One overgrown logging track led to another. I walked for several hundred yards, slowly pushing and picking a way through, until the logging thinned and larger trees began to take over. I was finally close to the south edge of the bluff. When I popped out I was again surprised to see how much things had changed since my last overlook.
Those bumps that had spooked me, the ones that were far off to the west, were now off to the east now. If they had been a ship sailing through the wet marshlands than it looked like they had passed me by instead of the other way around, crashing headlong into bluff far off to the right. Below me was swamp and tamarack. It did not look appealing. From here there was no glint of waters, no flooding of the lowland, but I doubted I would be able to stay dry on my crossing of the lowlands.

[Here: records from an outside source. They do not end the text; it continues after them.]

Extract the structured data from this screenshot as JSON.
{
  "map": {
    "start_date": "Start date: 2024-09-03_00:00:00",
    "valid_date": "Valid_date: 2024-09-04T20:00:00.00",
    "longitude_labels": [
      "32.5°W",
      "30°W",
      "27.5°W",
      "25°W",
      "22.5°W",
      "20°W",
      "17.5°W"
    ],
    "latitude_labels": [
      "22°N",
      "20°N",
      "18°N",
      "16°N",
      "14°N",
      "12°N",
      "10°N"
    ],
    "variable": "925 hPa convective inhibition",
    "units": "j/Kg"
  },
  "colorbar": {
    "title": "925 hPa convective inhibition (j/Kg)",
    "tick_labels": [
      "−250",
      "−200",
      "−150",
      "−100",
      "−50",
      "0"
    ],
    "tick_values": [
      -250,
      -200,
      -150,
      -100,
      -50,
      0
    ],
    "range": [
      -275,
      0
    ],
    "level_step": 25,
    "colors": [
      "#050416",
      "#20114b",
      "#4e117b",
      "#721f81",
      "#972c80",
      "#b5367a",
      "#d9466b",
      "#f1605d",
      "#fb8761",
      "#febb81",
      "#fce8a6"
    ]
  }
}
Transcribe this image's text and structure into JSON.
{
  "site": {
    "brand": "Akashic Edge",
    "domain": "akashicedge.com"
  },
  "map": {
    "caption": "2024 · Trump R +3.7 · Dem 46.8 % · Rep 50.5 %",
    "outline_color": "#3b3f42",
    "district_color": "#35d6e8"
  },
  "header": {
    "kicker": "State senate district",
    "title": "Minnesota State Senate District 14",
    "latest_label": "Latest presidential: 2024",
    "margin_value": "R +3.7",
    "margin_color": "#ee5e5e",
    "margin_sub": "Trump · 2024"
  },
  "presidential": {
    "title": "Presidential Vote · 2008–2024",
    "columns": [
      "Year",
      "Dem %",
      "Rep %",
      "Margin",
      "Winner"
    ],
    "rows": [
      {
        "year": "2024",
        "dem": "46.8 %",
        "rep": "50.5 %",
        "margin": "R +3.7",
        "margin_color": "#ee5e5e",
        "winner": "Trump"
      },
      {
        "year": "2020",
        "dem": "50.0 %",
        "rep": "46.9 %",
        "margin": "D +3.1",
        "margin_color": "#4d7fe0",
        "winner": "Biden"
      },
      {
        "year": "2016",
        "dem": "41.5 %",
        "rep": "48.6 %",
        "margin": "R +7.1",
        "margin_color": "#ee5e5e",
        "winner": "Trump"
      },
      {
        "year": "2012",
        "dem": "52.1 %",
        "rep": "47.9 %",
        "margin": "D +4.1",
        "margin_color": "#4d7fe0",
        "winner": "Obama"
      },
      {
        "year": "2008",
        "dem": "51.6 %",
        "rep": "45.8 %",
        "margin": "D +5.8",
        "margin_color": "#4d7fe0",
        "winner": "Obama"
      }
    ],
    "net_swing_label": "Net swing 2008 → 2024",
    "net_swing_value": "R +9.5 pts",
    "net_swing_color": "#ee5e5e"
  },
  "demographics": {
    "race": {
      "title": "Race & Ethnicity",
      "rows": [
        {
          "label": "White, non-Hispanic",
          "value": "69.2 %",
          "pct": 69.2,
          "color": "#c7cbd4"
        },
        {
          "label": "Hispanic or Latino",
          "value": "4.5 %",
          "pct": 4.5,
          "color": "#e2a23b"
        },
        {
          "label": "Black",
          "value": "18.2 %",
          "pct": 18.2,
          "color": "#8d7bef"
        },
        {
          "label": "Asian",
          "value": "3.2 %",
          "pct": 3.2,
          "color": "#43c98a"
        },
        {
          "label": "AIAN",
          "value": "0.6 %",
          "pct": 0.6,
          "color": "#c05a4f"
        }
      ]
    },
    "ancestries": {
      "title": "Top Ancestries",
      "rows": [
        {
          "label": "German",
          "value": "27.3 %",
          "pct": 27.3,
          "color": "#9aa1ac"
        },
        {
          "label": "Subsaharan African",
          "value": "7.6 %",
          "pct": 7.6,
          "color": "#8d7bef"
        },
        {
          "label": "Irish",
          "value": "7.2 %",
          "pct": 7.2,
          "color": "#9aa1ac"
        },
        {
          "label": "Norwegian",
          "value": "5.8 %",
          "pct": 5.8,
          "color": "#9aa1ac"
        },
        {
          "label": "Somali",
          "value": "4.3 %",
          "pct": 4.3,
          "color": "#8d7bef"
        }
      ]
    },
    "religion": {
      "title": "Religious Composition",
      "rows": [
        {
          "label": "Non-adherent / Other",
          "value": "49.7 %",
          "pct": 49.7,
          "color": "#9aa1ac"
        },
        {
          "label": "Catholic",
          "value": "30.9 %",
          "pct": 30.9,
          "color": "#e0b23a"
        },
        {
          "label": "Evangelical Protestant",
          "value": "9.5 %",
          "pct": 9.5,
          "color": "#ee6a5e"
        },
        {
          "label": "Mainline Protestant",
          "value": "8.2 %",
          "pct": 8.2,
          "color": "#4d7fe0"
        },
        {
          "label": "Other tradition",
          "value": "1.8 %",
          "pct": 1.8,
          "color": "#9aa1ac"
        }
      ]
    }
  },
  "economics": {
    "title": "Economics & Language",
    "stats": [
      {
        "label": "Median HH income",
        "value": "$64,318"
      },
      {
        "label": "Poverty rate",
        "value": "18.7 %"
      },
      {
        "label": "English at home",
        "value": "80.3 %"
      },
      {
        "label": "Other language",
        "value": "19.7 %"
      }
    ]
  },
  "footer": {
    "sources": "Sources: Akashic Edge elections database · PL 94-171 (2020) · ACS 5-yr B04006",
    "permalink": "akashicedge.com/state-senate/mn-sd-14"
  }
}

The bluffs do not make a straight line on their stretch from Diorite. There is one large break, an exagerrated 'Z', and I had finished the top (and longest) leg. Now I had to cut down to the lower leg, dropping down to the plains below before climbing back up the bottom leg, and I dreaded the potentially soggy bushwhack.
Veering to the left, avoiding the drop for a while, I tried to round out the trip a bit. Following the sharp bend the entire time was not an option, though I could take advantage of the dry highlands for a bit longer. Slowly I lost elevation, dropping down the sloping woods here and there. After a time I bumped into a small trail. It was too well defined to be an animal track and far too narrow for ATVs. It led down to the plains so I followed, hoping it would keep me above the swamps.
The nice footpath led to a hunting blind and beyond, wavering little as it marched south. This was a hunter's trail, probably leading to several blinds and/or feeding spots. I had no idea where their property began. I thought that everything here was CF land. Maybe it was and this hunter is just taking some liberties by building the blind. When the trail ended at a wide loop of a logging track I found the cabin.
The setup was pretty awesome. All sounds from the highway had faded away in this little enclosed area, sheltered within the upper crook of the bluff. I'm guessing the road winds around to Diorite, meaning the cabin is only miles away from 41. The straight cut down would give the owner a clean view down onto this wide loop and see deer below before heading out to their blind. The cabin was small, perched on the side of the rocks, and looked to be in good shape.
I had a hike to get done, though. I had passed the low sections without getting wet, thanks to the hunting trail, and could now head straight up the rocks or to the right. If I headed right, to the point, there was a chance I could get some excellent views of the bluffs I had been on earlier as well as a new look over the swamps. I headed straight up instead. I was getting a bit tired and wanted to get the elevation gain done as soon as possible.
The cleared out loop did give me a partial view back at the bluff behind me, the deep green pines appearing a long distance behind me. I climbed up the crumbling rock, mindful of the mess that loggers had left behind here, and finally topped the bluff again. There was no view here, just a pile of rocks that marked a possible property line or past hiker's achievement.
I rested for a while now. I had climbed up and down the bluffs multiple times today, and this was (hopefully) the last climb on the hike. The trees around me grew tall, blocking any view by a dozen feet of branches or more, and this little spot felt safe and sheltered. After some refreshments I checked my bearings. I still had a long trek ahead of me, one with new sites and areas to explore. Adjusting my gear I beared into the woods, looking forward to finally seeing the town of Diorite and exploring the remains of the American Gold Mine.